Understood, sorry about that.

But that's how it feels to me.

It's mostly because my mental image of multistage builds is different, I see them as a way to make the final image smaller by throwing away everything from the previous image.

So it does make sense to me that ARG values are thrown away after a new FROM instruction and if you need them, you need to declare them again.

These two guides have led me to this view, I blame the author! ;) They're excellent BTW, I've revisited them a lot.

https://vsupalov.com/docker-arg-env-variable-guide/#arg-and-...

https://vsupalov.com/build-docker-image-clone-private-repo-s...

MereInterest · 2024-05-14T22:09:32

> Understood, sorry about that.

And apologies on my side, as I worded it a bit strongly. I agree with pretty much everything in your post, except for the implication that it would be magic. To me, the expected behavior is to follow lexical scoping, just like the vast majority of languages from the past several decades.

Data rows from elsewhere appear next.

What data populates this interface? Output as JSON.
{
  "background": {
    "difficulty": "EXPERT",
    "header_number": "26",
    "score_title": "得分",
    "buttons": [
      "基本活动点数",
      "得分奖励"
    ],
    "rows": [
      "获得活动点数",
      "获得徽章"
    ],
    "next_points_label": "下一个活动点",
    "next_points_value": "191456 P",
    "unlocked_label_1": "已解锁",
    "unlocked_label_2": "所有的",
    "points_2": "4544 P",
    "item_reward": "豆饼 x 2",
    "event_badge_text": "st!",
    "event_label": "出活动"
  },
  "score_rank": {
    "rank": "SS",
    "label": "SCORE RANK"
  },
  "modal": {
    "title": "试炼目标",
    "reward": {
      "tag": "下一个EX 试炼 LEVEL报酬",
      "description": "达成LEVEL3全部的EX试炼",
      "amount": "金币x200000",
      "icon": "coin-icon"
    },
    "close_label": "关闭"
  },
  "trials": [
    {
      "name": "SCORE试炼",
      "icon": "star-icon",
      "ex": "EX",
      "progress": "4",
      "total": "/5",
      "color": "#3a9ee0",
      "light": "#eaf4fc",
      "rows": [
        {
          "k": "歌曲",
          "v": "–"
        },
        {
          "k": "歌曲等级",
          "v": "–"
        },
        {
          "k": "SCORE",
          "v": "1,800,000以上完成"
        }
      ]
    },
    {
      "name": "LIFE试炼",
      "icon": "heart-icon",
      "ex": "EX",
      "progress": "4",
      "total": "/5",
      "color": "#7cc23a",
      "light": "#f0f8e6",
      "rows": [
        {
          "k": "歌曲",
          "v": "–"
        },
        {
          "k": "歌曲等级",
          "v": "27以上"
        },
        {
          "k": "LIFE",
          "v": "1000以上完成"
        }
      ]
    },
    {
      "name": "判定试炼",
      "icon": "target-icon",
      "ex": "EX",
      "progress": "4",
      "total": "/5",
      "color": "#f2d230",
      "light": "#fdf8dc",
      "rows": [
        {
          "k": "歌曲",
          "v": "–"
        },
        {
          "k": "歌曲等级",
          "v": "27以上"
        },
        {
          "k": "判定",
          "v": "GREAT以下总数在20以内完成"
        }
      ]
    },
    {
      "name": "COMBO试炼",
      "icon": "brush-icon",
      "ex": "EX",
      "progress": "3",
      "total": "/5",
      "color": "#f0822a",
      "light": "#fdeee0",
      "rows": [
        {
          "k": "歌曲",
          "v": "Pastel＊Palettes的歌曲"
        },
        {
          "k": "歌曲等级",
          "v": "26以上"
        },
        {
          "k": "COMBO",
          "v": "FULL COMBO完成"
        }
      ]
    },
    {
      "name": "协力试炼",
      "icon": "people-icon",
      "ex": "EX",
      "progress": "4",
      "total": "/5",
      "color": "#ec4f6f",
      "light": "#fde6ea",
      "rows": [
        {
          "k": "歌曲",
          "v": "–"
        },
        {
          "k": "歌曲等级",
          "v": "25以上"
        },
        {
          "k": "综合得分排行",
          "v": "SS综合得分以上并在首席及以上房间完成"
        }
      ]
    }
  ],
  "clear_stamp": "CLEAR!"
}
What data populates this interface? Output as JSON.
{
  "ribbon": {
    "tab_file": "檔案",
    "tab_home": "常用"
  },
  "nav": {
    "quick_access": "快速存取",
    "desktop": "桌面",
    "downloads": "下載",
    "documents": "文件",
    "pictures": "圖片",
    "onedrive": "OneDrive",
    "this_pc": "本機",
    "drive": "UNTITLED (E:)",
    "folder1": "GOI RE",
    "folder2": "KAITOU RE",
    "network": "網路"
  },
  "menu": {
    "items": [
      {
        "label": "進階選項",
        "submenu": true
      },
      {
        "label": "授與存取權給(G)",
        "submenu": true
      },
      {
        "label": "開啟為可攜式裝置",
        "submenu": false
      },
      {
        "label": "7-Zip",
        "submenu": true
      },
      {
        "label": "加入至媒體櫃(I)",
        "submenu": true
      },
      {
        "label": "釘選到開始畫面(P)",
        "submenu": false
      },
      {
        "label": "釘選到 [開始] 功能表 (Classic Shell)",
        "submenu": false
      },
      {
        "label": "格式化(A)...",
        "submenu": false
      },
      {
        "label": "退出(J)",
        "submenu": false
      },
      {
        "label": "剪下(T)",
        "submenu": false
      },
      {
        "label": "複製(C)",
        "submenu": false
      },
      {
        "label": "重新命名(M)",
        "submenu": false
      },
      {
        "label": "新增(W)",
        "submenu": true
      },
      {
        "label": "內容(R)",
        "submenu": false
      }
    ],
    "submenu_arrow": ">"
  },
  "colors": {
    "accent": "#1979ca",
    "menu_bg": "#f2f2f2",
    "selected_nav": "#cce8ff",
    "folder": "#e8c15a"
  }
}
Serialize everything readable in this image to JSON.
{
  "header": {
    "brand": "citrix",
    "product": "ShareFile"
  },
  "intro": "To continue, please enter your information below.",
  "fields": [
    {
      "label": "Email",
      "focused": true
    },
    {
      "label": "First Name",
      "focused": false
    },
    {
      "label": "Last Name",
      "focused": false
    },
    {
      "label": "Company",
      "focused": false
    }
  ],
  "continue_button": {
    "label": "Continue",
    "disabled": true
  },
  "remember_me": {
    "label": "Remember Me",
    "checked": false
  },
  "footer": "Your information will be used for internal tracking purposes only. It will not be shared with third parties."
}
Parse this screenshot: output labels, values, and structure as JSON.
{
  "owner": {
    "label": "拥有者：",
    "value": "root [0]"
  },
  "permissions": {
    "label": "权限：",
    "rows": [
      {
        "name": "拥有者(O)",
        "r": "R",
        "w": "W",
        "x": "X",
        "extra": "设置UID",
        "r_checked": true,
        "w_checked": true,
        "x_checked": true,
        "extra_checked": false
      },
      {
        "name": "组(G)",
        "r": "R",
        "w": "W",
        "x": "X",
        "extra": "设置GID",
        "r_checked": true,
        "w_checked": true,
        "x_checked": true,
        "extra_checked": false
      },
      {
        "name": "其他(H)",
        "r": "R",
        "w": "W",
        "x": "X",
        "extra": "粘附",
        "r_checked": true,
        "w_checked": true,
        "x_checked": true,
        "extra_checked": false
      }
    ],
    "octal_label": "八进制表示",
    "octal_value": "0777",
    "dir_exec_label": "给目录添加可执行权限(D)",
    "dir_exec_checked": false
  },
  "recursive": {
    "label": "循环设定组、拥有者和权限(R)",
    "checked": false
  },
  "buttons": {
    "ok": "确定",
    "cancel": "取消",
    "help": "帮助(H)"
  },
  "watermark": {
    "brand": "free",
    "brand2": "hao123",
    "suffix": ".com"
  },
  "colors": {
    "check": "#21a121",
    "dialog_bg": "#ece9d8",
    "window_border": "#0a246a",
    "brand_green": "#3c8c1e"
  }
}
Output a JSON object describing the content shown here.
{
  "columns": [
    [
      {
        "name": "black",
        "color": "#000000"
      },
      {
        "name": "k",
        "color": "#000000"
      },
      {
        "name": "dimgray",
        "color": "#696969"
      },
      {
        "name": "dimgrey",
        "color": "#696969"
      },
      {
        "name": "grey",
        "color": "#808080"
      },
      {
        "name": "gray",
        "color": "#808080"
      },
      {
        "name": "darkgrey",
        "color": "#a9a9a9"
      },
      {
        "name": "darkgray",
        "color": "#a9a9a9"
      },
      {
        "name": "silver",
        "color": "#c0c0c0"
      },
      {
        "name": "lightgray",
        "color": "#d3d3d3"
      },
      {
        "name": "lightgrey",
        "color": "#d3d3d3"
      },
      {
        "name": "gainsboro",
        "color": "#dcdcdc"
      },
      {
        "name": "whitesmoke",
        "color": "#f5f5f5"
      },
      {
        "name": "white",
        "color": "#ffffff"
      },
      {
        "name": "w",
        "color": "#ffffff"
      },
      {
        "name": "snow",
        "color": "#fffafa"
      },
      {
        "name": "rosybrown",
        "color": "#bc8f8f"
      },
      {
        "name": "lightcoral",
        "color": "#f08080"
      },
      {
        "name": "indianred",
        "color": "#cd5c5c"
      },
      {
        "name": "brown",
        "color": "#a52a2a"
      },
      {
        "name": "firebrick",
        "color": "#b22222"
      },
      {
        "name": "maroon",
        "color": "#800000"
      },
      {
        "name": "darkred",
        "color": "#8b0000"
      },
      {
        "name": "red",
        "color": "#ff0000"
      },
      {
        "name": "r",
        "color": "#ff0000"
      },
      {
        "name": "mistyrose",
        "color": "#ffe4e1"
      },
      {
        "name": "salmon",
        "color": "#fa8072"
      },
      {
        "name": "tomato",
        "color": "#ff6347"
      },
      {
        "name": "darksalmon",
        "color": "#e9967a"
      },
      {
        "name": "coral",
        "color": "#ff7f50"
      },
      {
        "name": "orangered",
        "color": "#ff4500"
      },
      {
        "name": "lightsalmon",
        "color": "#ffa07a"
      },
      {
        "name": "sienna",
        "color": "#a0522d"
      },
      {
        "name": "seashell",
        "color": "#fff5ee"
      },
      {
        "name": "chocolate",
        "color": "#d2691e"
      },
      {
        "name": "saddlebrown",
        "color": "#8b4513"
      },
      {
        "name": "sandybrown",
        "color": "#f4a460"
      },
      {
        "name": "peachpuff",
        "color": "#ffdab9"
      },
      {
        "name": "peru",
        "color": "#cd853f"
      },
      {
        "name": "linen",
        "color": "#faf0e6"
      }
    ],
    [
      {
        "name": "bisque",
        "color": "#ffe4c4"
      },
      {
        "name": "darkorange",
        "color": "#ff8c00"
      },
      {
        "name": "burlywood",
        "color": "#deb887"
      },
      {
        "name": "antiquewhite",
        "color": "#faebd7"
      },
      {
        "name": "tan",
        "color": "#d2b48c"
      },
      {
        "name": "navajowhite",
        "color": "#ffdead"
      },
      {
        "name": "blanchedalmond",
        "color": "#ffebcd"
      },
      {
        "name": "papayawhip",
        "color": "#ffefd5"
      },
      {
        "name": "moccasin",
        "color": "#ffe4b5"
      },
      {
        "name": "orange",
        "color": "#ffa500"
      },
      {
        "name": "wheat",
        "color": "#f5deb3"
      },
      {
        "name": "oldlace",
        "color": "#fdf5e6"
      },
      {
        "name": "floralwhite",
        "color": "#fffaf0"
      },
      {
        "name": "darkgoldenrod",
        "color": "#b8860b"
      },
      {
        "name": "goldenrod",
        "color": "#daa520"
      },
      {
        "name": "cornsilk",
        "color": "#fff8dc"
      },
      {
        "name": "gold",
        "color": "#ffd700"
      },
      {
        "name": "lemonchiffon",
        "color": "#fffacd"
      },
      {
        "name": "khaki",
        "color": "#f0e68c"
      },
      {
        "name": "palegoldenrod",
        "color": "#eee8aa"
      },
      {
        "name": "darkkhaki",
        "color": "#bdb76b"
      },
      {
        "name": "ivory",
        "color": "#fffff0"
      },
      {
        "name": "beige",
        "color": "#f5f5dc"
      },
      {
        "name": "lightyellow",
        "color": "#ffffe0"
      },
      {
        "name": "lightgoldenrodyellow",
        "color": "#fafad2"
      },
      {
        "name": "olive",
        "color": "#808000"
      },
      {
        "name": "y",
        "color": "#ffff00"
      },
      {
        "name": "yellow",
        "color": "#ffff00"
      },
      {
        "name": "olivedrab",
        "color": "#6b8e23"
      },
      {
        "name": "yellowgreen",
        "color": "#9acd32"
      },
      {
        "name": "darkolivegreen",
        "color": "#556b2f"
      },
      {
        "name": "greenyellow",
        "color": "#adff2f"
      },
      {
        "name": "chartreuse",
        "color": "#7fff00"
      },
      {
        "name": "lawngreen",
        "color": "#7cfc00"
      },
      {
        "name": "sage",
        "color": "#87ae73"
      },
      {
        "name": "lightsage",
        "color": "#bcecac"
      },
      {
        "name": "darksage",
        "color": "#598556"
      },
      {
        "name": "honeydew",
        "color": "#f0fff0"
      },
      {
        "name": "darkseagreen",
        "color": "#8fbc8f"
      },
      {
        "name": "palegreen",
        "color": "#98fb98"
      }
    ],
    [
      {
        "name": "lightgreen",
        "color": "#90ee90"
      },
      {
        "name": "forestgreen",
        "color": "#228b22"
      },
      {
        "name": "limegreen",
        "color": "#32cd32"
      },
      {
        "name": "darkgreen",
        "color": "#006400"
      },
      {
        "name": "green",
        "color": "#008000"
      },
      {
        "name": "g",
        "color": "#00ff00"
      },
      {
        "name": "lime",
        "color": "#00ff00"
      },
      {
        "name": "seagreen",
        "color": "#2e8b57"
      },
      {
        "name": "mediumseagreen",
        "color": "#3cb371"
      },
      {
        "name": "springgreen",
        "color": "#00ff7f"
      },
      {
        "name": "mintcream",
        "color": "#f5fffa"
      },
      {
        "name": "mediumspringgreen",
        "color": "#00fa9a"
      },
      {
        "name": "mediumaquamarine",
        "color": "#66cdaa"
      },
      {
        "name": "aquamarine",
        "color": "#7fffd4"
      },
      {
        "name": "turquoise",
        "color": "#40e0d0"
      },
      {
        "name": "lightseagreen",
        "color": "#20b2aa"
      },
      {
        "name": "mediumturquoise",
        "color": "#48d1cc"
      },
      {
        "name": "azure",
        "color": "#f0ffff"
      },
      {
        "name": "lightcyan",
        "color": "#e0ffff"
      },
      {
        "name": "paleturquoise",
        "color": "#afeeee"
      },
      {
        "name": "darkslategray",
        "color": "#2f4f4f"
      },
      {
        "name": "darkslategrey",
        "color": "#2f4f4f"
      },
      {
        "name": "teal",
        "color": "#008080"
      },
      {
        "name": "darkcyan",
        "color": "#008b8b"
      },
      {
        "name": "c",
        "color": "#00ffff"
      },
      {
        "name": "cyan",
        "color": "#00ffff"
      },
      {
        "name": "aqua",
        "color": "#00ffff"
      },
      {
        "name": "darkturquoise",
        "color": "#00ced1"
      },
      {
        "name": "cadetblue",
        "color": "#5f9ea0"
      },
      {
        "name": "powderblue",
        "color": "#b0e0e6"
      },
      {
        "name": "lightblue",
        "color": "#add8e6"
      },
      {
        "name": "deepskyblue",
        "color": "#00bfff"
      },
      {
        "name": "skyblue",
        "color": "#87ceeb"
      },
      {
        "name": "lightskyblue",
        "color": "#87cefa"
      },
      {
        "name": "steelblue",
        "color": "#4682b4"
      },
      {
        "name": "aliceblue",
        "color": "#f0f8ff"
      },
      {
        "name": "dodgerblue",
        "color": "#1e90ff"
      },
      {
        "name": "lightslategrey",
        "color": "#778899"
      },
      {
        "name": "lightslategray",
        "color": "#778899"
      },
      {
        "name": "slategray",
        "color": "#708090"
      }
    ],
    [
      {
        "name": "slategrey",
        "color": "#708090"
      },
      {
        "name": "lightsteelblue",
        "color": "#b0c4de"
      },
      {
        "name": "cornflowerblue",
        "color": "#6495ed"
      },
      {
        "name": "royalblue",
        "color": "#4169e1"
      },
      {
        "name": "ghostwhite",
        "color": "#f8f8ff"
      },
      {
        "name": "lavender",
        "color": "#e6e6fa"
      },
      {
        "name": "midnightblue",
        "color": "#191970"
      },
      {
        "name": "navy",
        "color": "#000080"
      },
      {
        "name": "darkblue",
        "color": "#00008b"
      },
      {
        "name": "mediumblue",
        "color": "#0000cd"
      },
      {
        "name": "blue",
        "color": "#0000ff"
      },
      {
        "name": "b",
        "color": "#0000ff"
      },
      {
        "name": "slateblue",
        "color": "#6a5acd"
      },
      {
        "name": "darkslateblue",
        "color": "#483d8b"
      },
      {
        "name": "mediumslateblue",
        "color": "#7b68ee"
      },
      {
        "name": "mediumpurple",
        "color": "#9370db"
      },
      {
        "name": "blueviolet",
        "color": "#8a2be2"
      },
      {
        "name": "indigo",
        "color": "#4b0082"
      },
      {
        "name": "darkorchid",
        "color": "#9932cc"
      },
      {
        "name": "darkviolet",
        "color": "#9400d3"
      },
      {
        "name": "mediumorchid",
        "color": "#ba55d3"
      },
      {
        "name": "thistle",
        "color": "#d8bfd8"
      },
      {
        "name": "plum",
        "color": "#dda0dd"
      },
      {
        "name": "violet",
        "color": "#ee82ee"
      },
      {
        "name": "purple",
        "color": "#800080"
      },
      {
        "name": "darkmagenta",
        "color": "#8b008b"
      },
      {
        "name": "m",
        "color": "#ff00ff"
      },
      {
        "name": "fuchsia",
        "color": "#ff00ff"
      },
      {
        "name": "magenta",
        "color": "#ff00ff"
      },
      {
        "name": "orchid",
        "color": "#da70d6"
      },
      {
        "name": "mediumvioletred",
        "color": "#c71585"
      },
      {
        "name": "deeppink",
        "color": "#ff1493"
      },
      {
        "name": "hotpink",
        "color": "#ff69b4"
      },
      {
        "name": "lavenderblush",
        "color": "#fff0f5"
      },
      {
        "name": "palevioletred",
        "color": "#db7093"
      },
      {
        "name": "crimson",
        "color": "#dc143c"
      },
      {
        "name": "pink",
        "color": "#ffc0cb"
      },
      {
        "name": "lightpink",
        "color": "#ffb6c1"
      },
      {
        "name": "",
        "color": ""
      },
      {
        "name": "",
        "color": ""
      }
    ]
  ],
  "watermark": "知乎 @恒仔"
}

> So it does make sense to me that ARG values are thrown away after a new FROM instruction and if you need them, you need to declare them again.

True, and I'd expect an ARG from a previous stage to be undefined when in the next stage. Each ARG belongs to the scope in which it is declared, and a new scope is entered with each FROM statement. However, ARG statements prior to the first FROM statement don't fit into that model. They are before any FROM statement, so they can't belong to any FROM statement.

There's a design decision on whether statements before the first FROM statement are a parent scope, or whether they are unrelated scopes, to the scope used for each stage. They feel like they should be a parent scope, because these ARG definitions can be used in a FROM statement, and so it keeps surprising me when they are instead treated as unrelated scopes.